On Sat, May 25, 2013 at 10:23:32AM +0100, Peter Maydell wrote:
> On 25 May 2013 04:44, David Gibson <address@hidden> wrote:
> > On Fri, May 24, 2013 at 11:52:17AM +0100, Peter Maydell wrote:
> >> So when *is* it a good idea to use this API? In real
> >> hardware you don't usually get a "tell me whether this
> >> access would succeed if I did it" bus operation -- you
> >> just do the operation and the memory transaction either
> >> succeeds or it doesn't. Are we modelling something that
> >> really exists in hardware on spapr here?
> >
> > So, as a general rule, you should just attempt the access and handle
> > failures - this is a bad interface.  The reason I added it, however,
> > is that the PAPR specification mandates that the virtual LAN pre-check
> > various buffers when they're registered, and return specific errors if
> > they're not mapped to valid memory.  Since we have nothing to read or
> > write at that point, adding this interface was the only way I could
> > see to implement that requirement.
> 
> Would it work to just read and throw away the result of the read?

Not when checking for writability.

> > Or... a bit more charitably: You should always handle failures at the
> > point of read or write, but using this interface can give you an
> > earlier, and therefore potentially easier to analyze, error in the
> > more common failure cases, even if there are more complex cases where
> > the pre-check succeeds but the read/write still fails later.
> 
> There's also the converse case where the pre-check fails but
> doing the operation at the proper time would succeed, in
> which case where we're modelling real hardware we would
> be doing it wrong.

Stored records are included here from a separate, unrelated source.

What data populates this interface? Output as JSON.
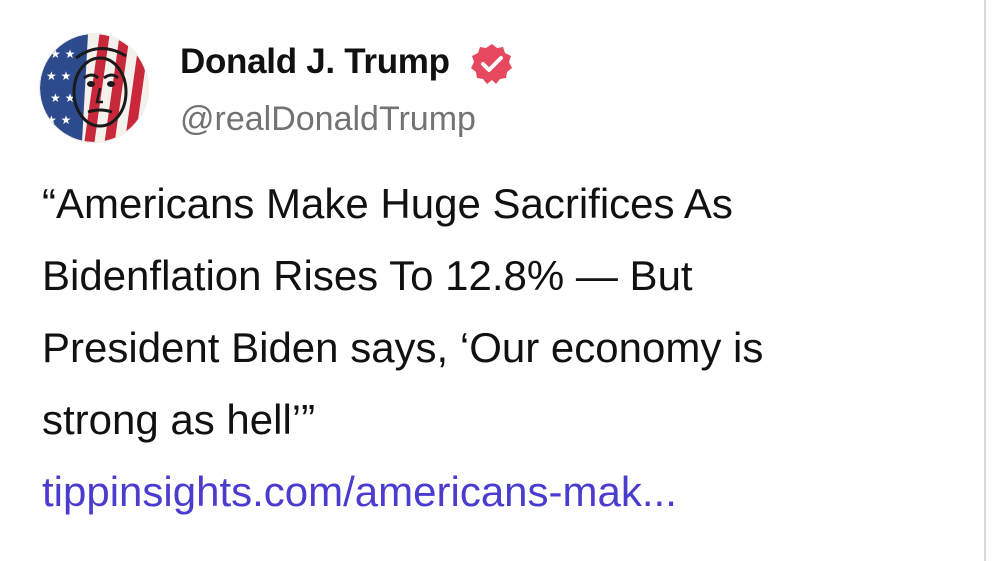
{
  "post": {
    "author": {
      "name": "Donald J. Trump",
      "handle": "@realDonaldTrump",
      "verified_badge_color": "#e5485f",
      "avatar": "flag-painted-portrait"
    },
    "text": "“Americans Make Huge Sacrifices As\nBidenflation Rises To 12.8% — But\nPresident Biden says, ‘Our economy is\nstrong as hell’”",
    "link_text": "tippinsights.com/americans-mak...",
    "link_color": "#4a3ccf"
  }
}
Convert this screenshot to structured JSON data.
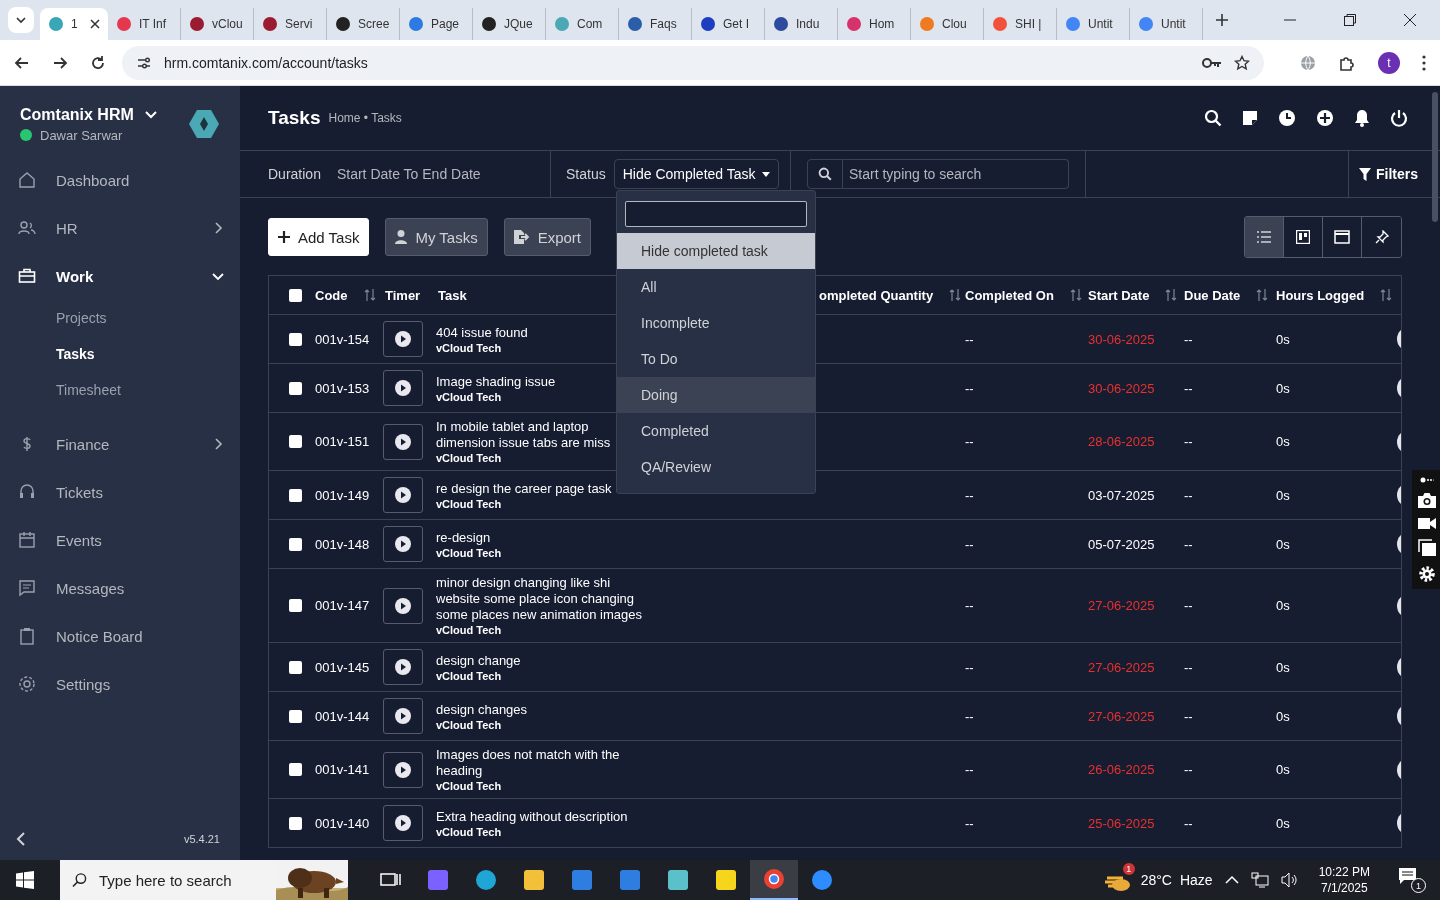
{
  "browser": {
    "tabs": [
      {
        "title": "1",
        "selected": true,
        "color": "#3aa7b8"
      },
      {
        "title": "IT Inf",
        "selected": false,
        "color": "#e5384f"
      },
      {
        "title": "vClou",
        "selected": false,
        "color": "#9b1b30"
      },
      {
        "title": "Servi",
        "selected": false,
        "color": "#9b1b30"
      },
      {
        "title": "Scree",
        "selected": false,
        "color": "#222222"
      },
      {
        "title": "Page",
        "selected": false,
        "color": "#2d7be0"
      },
      {
        "title": "JQue",
        "selected": false,
        "color": "#222222"
      },
      {
        "title": "Com",
        "selected": false,
        "color": "#4aa9b5"
      },
      {
        "title": "Faqs",
        "selected": false,
        "color": "#2b5ea8"
      },
      {
        "title": "Get I",
        "selected": false,
        "color": "#1d3fbf"
      },
      {
        "title": "Indu",
        "selected": false,
        "color": "#2b4aa0"
      },
      {
        "title": "Hom",
        "selected": false,
        "color": "#d6336c"
      },
      {
        "title": "Clou",
        "selected": false,
        "color": "#f07a22"
      },
      {
        "title": "SHI |",
        "selected": false,
        "color": "#f0533a"
      },
      {
        "title": "Untit",
        "selected": false,
        "color": "#4285f4"
      },
      {
        "title": "Untit",
        "selected": false,
        "color": "#4285f4"
      }
    ],
    "url": "hrm.comtanix.com/account/tasks",
    "profile": "t"
  },
  "sidebar": {
    "brand": "Comtanix HRM",
    "user": "Dawar Sarwar",
    "online": true,
    "version": "v5.4.21",
    "items": [
      {
        "label": "Dashboard",
        "selected": false
      },
      {
        "label": "HR",
        "selected": false,
        "expanded": false
      },
      {
        "label": "Work",
        "selected": true,
        "expanded": true,
        "children": [
          {
            "label": "Projects",
            "selected": false
          },
          {
            "label": "Tasks",
            "selected": true
          },
          {
            "label": "Timesheet",
            "selected": false
          }
        ]
      },
      {
        "label": "Finance",
        "selected": false,
        "expanded": false
      },
      {
        "label": "Tickets",
        "selected": false
      },
      {
        "label": "Events",
        "selected": false
      },
      {
        "label": "Messages",
        "selected": false
      },
      {
        "label": "Notice Board",
        "selected": false
      },
      {
        "label": "Settings",
        "selected": false
      }
    ]
  },
  "header": {
    "title": "Tasks",
    "breadcrumb": "Home • Tasks"
  },
  "filters": {
    "duration_label": "Duration",
    "duration_value": "Start Date To End Date",
    "status_label": "Status",
    "status_value": "Hide Completed Task",
    "search_placeholder": "Start typing to search",
    "filters_button": "Filters"
  },
  "status_dropdown": {
    "open": true,
    "options": [
      {
        "label": "Hide completed task",
        "selected": true,
        "highlighted": false
      },
      {
        "label": "All",
        "selected": false,
        "highlighted": false
      },
      {
        "label": "Incomplete",
        "selected": false,
        "highlighted": false
      },
      {
        "label": "To Do",
        "selected": false,
        "highlighted": false
      },
      {
        "label": "Doing",
        "selected": false,
        "highlighted": true
      },
      {
        "label": "Completed",
        "selected": false,
        "highlighted": false
      },
      {
        "label": "QA/Review",
        "selected": false,
        "highlighted": false
      }
    ]
  },
  "actions": [
    {
      "label": "Add Task",
      "kind": "primary"
    },
    {
      "label": "My Tasks",
      "kind": "secondary"
    },
    {
      "label": "Export",
      "kind": "secondary"
    }
  ],
  "view_toggles": [
    {
      "selected": true
    },
    {
      "selected": false
    },
    {
      "selected": false
    },
    {
      "selected": false
    }
  ],
  "table": {
    "all_checked": false,
    "columns": [
      {
        "label": "Code",
        "sortable": true
      },
      {
        "label": "Timer",
        "sortable": false
      },
      {
        "label": "Task",
        "sortable": false
      },
      {
        "label": "ompleted Quantity",
        "sortable": true
      },
      {
        "label": "Completed On",
        "sortable": true
      },
      {
        "label": "Start Date",
        "sortable": true
      },
      {
        "label": "Due Date",
        "sortable": true
      },
      {
        "label": "Hours Logged",
        "sortable": true
      }
    ],
    "rows": [
      {
        "checked": false,
        "code": "001v-154",
        "task": "404 issue found",
        "project": "vCloud Tech",
        "completed_on": "--",
        "start_date": "30-06-2025",
        "overdue": true,
        "due_date": "--",
        "hours_logged": "0s"
      },
      {
        "checked": false,
        "code": "001v-153",
        "task": "Image shading issue",
        "project": "vCloud Tech",
        "completed_on": "--",
        "start_date": "30-06-2025",
        "overdue": true,
        "due_date": "--",
        "hours_logged": "0s"
      },
      {
        "checked": false,
        "code": "001v-151",
        "task": "In mobile tablet and laptop\ndimension issue tabs are miss",
        "project": "vCloud Tech",
        "completed_on": "--",
        "start_date": "28-06-2025",
        "overdue": true,
        "due_date": "--",
        "hours_logged": "0s"
      },
      {
        "checked": false,
        "code": "001v-149",
        "task": "re design the career page task",
        "project": "vCloud Tech",
        "completed_on": "--",
        "start_date": "03-07-2025",
        "overdue": false,
        "due_date": "--",
        "hours_logged": "0s"
      },
      {
        "checked": false,
        "code": "001v-148",
        "task": "re-design",
        "project": "vCloud Tech",
        "completed_on": "--",
        "start_date": "05-07-2025",
        "overdue": false,
        "due_date": "--",
        "hours_logged": "0s"
      },
      {
        "checked": false,
        "code": "001v-147",
        "task": "minor design changing like shi\nwebsite some place icon changing\nsome places new animation images",
        "project": "vCloud Tech",
        "completed_on": "--",
        "start_date": "27-06-2025",
        "overdue": true,
        "due_date": "--",
        "hours_logged": "0s"
      },
      {
        "checked": false,
        "code": "001v-145",
        "task": "design change",
        "project": "vCloud Tech",
        "completed_on": "--",
        "start_date": "27-06-2025",
        "overdue": true,
        "due_date": "--",
        "hours_logged": "0s"
      },
      {
        "checked": false,
        "code": "001v-144",
        "task": "design changes",
        "project": "vCloud Tech",
        "completed_on": "--",
        "start_date": "27-06-2025",
        "overdue": true,
        "due_date": "--",
        "hours_logged": "0s"
      },
      {
        "checked": false,
        "code": "001v-141",
        "task": "Images does not match with the\nheading",
        "project": "vCloud Tech",
        "completed_on": "--",
        "start_date": "26-06-2025",
        "overdue": true,
        "due_date": "--",
        "hours_logged": "0s"
      },
      {
        "checked": false,
        "code": "001v-140",
        "task": "Extra heading without description",
        "project": "vCloud Tech",
        "completed_on": "--",
        "start_date": "25-06-2025",
        "overdue": true,
        "due_date": "--",
        "hours_logged": "0s"
      }
    ]
  },
  "taskbar": {
    "search_placeholder": "Type here to search",
    "apps": [
      {
        "selected": false
      },
      {
        "selected": false
      },
      {
        "selected": false
      },
      {
        "selected": false
      },
      {
        "selected": false
      },
      {
        "selected": false
      },
      {
        "selected": false
      },
      {
        "selected": false
      },
      {
        "selected": true
      },
      {
        "selected": false
      }
    ],
    "weather": {
      "temperature": "28°C",
      "condition": "Haze",
      "badge": "1"
    },
    "time": "10:22 PM",
    "date": "7/1/2025",
    "notifications": "1"
  }
}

So the set of cases where it's OK to
> pre-check seems a bit limited.

Whether originally real or otherwise, this is a question of faithfully
implementing what the hardware is supposed to do.  In the case of the
PAPR llan, the (virtual) hardware specification says that the buffer
accessibility is checked at buffer add time, and the driver won't work
if it only makes the buffers accessible between that point and the
actual buffer access.  It would be entirely possible to design real
hardware with similar behaviour (probe buffer accessibility when a
descriptor is added to a pool, say), although it's not the sort of
thing hardware people generally do.

So, certainly qemu should not go using this pre-check when the
hardware it's emulating does not do such a check.  Designing hardware
that does do a pre-check is not, IMO, a good idea on balance, but the
point is that there is a reason (albeit, not a great one) you might
want to design the (possibly virtual) hardware that way.

As an aside, when you consider devices with embedded firmware - which
is practically everything these days - the distinction between "real"
hardware and virtual hardware can get kind of blurry.

-- 
David Gibson                    | I'll have my music baroque, and my code
david AT gibson.dropbear.id.au  | minimalist, thank you.  NOT _the_ _other_
                                | _way_ _around_!